A few years later, Ma’am Marj, as we would call her, was invited to sit as a panelist in the Lamiraw Creative Writing Workshop in Calbayog City. The workshop director, Phil Harold L. Mercurio, gave me the lovely task of accompanying her to Calbayog from Tacloban. I was teaching then at the Leyte Normal University (LNU) and advised the An Lantawan, its official student publication. Our editorial consultant, Dr. Marietta “Mayet” B. Arinto, was a good friend of Ma’am Marj. Their friendship goes back to when they worked together at the Ministry of Information, now the Philippine Information Agency, in Tacloban. Ma’am Mayet knew Ma’am Marj was visiting for Lamiraw, so she invited her to conduct a poetry clinic at LNU through the An Lantawan. That was a Sunday. There was a city-wide blackout. Windows at the function hall on the second floor of the LNU House were flung open. A window had the blinds flapping in the wind. Ma’am Mayet was apologetic about the noise, but Ma’am Marj said, “It must be my father telling me he’s here.” This was after she delivered a lecture entitled “The Obligation of the Writer” that she dedicated to her father, Florentino. The synchronicity (one of Ma’am Marj’s favorite words) was auspicious.
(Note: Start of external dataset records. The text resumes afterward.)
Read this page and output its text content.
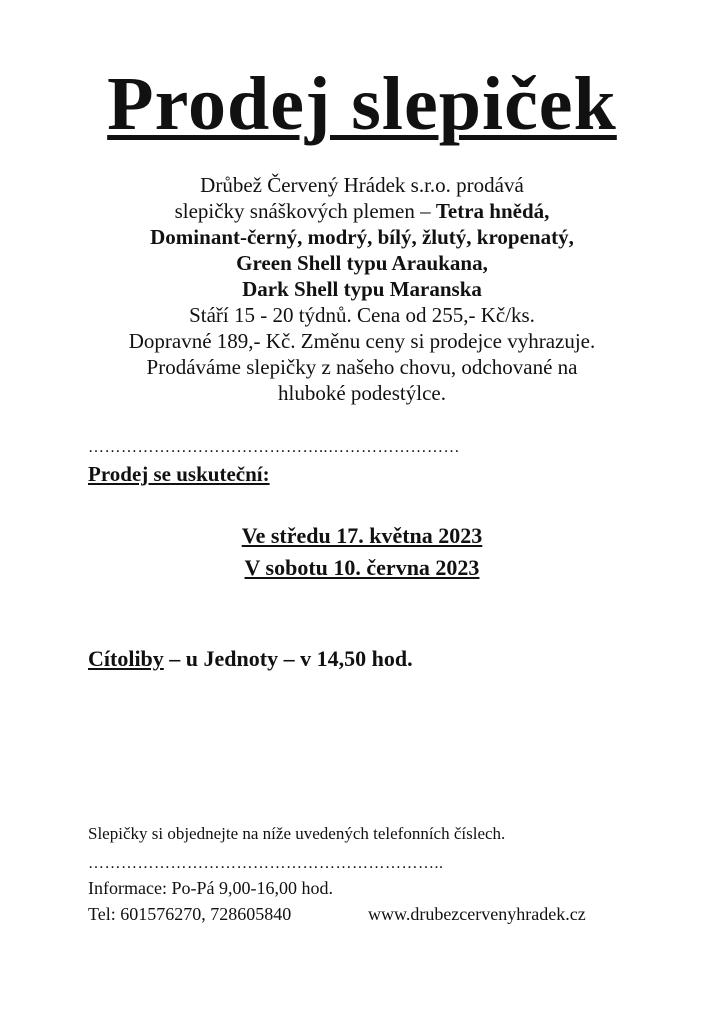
Prodej slepiček
Drůbež Červený Hrádek s.r.o. prodává
slepičky snáškových plemen – Tetra hnědá,
Dominant-černý, modrý, bílý, žlutý, kropenatý,
Green Shell typu Araukana,
Dark Shell typu Maranska
Stáří 15 - 20 týdnů. Cena od 255,- Kč/ks.
Dopravné 189,- Kč. Změnu ceny si prodejce vyhrazuje.
Prodáváme slepičky z našeho chovu, odchované na
hluboké podestýlce.
……………………………………..……………………
Prodej se uskuteční:
Ve středu 17. května 2023
V sobotu 10. června 2023
Cítoliby – u Jednoty – v 14,50 hod.
Slepičky si objednejte na níže uvedených telefonních číslech.
………………………………………………………..
Informace: Po-Pá 9,00-16,00 hod.
Tel: 601576270, 728605840	www.drubezcervenyhradek.cz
Our friendship has grown since then. Her house in Bougainvillea St., Hagdang Bato, became a place where we often broke bread the most memorable of which were Christmases when I would decide to stay in UP Diliman and not go home to avoid the holiday rush. Ma’am Marj, her daughter May Ann, her niece Myrna, and their cats (who I think are the real owners of the house) were my family in the years I was away from home for study leave. The essay in this book was written for the Gathering Minds Series that began as sutra reading sessions at the Fo Guang Shan Mabuhay Temple with writers like Jose Victor Peñaranda, Susan Lara, Connie Jan Maraan, and Raj and Seann Mansukhani. Sutra readings were usually on Saturday mornings, and I had to take two trains to arrive at Vito Cruz in time for the sessions. More than the sutra readings, I always looked forward to the group meditations at the Zendo, especially when abbess or shifu was facilitating. The sutra reading sessions at Fo Guang Shan are an essay in itself. Suffice it to say, for now, that I became a writer because, at several points in my life, I met writers like Ma’am Marj who shared so generously of their minds and lives.